(Deathwish Inc., 2013)
1. Dream House
2. Irresistible
3. Sunbather
4. Please Remember
5. Vertigo
6. Windows
7. The Pecan Tree
Sunbather arriva a distanza di due anni da Roads To Judah, album che aveva proiettato i Deafheaven alla ribalta della scena post-black americana, un prodotto altamente personale ed umorale che, nonostante la relativa inesperienza e giovinezza del gruppo, aveva rappresentato un saldo punto di riferimento tanto per il pubblico legato a queste sonorità quanto per gli “addetti ai lavori” del settore.

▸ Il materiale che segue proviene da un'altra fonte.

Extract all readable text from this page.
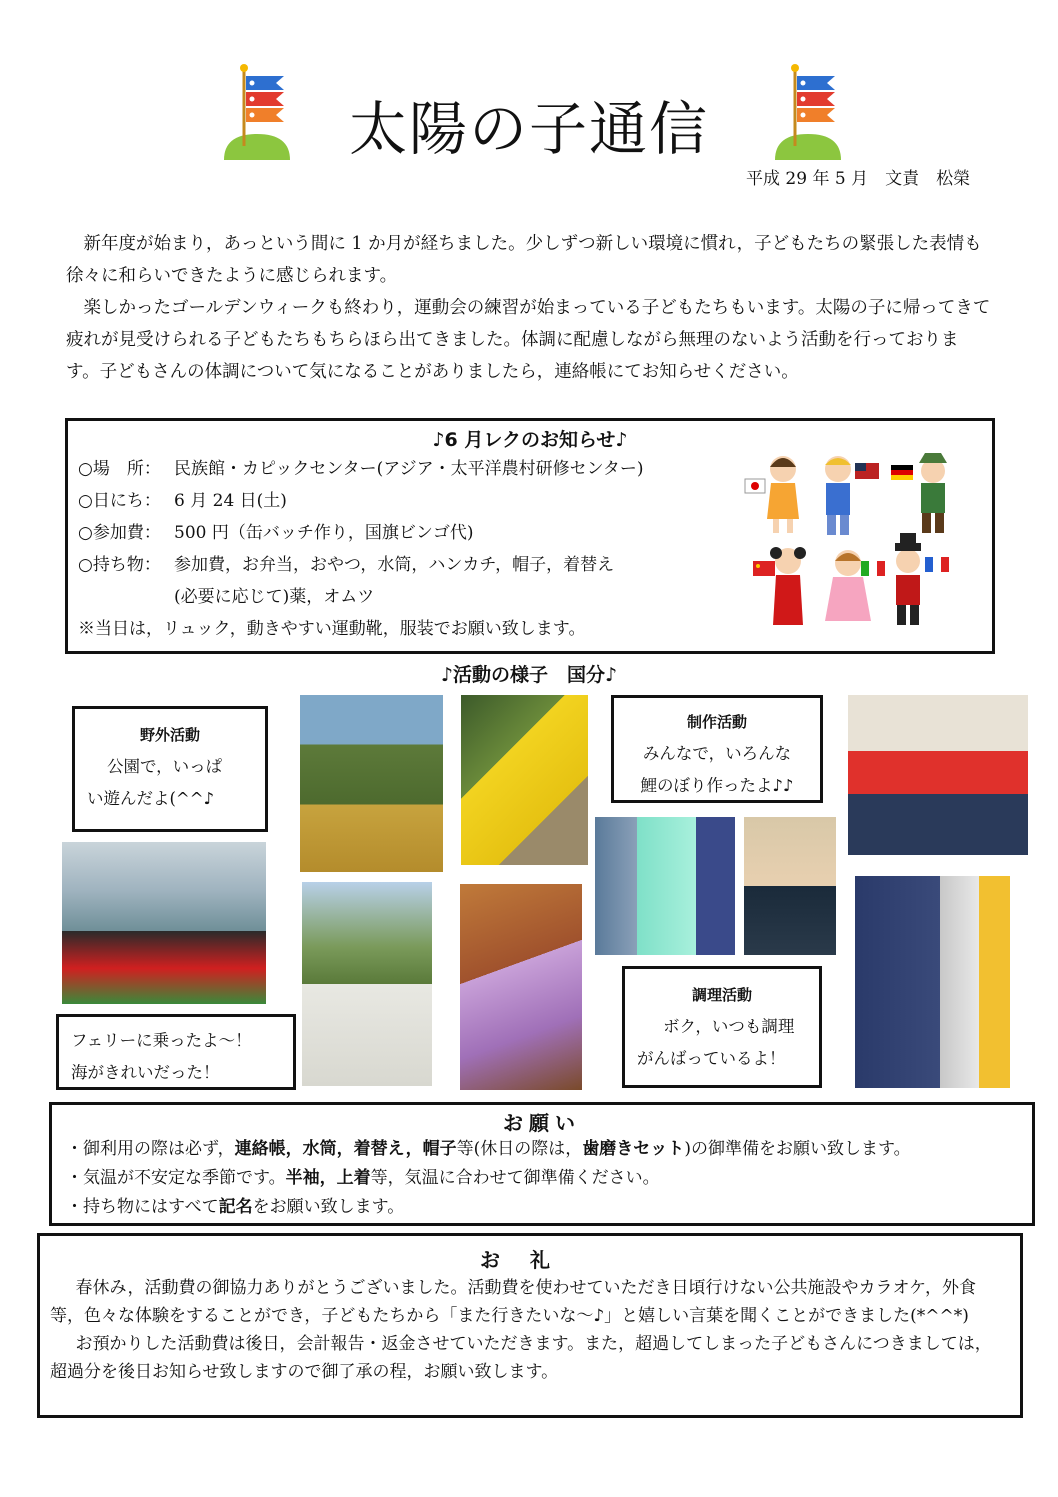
太陽の子通信
平成 29 年 5 月　文責　松榮

新年度が始まり，あっという間に 1 か月が経ちました。少しずつ新しい環境に慣れ，子どもたちの緊張した表情も徐々に和らいできたように感じられます。

楽しかったゴールデンウィークも終わり，運動会の練習が始まっている子どもたちもいます。太陽の子に帰ってきて疲れが見受けられる子どもたちもちらほら出てきました。体調に配慮しながら無理のないよう活動を行っております。子どもさんの体調について気になることがありましたら，連絡帳にてお知らせください。

♪6 月レクのお知らせ♪
○場　所： 民族館・カピックセンター(アジア・太平洋農村研修センター)
○日にち： 6 月 24 日(土)
○参加費： 500 円（缶バッチ作り，国旗ビンゴ代)
○持ち物： 参加費，お弁当，おやつ，水筒，ハンカチ，帽子，着替え
(必要に応じて)薬，オムツ
※当日は，リュック，動きやすい運動靴，服装でお願い致します。
♪活動の様子　国分♪
野外活動
公園で，いっぱ
い遊んだよ(^^♪
制作活動
みんなで，いろんな
鯉のぼり作ったよ♪♪
調理活動
ボク，いつも調理
がんばっているよ！
フェリーに乗ったよ～！
海がきれいだった！
お願い
・御利用の際は必ず，連絡帳，水筒，着替え，帽子等(休日の際は，歯磨きセット)の御準備をお願い致します。
・気温が不安定な季節です。半袖，上着等，気温に合わせて御準備ください。
・持ち物にはすべて記名をお願い致します。
お礼

春休み，活動費の御協力ありがとうございました。活動費を使わせていただき日頃行けない公共施設やカラオケ，外食等，色々な体験をすることができ，子どもたちから「また行きたいな～♪」と嬉しい言葉を聞くことができました(*^^*)

お預かりした活動費は後日，会計報告・返金させていただきます。また，超過してしまった子どもさんにつきましては，超過分を後日お知らせ致しますので御了承の程，お願い致します。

Senza lasciarsi scoraggiare dalle pressanti aspettative che gravitavano quindi intorno al nuovo lavoro, il duo americano riesce a portare avanti il proprio discorso musicale, basato anche stavolta intorno a riff dilatati e lunghissimi, tempi di batteria ripetitivi ed ossessivi e la lacerante voce di George Clarke a squarciare le complesse trame sonore costruite nelle canzoni. Potrebbe sembrare insomma che la band abbia preferito giocare sul sicuro, andando a comporre un lavoro sulla falsariga del precedente: questo è in parte sicuramente vero, visto che gli elementi utilizzati sono fondamentalmente sempre gli stessi, ma sin dai primi ascolti affiora con decisione qualcosa di diverso rispetto al passato, un mood generale e delle atmosfere che differenziano invece Sunbather dal disco precedente. Del black metal europeo ferale e maligno non rimane quasi traccia in queste canzoni, il rimando più chiaro rimangono oramai solamente le suddette vocals di Clarke, invero un po’ fuori luogo rispetto ai passaggi algidi e delicati che affiorano sovente nella composizione, eppure necessarie per trasmettere il messaggio disperato delle lyrics. Rispetto al grigiore e alla disillusione del platter precedente, sembra che oggi i Deafheaven abbiano spostato l’ago della bilancia verso un guitar-work meno impetuoso e più ragionato, quasi che il sole, citato palesemente fin dal titolo, fosse riuscito ad aprire uno squarcio nelle nubi perenni che appesantivano l’anima artistica dei due americani, colorando la loro musica di tonalità vivide ed accese, come dimostra la cover smaccatamente glamour di Sunbather. Le quattro, lunghissime suites che rappresentano il grosso della release, senza considerare i tre logorroici intermezzi strumentali che uniscono le canzoni vere e proprie, brillano insomma di una lucentezza diversa, verrebbe da dire di una speranza e di un calore inaudito per loro, che, se da una parte allargheranno ulteriormente le frange di hipster-ascoltatori del gruppo, dall’altra deluderanno chi di Roads To Judah apprezzava particolarmente la negatività totale e l’assenza di vie di fuga alla disperazione messa in musica sull’album.
“Vertigo” vi farà perdere nelle sue trame circolari ma inattese, “The Pecan Tree”, con il suo finale mozzafiato, saprà regalare più di qualche emozione all’ascoltatore, in generale tutto il lavoro presenta una complessità ed una stratificazione se possibile superiore persino al debut album: starà a voi decidere se preferire la freddezza e l’oscurità del post-black del passato o le nuove, “illuminate” trame post-rock e shoegaze di Sunbather.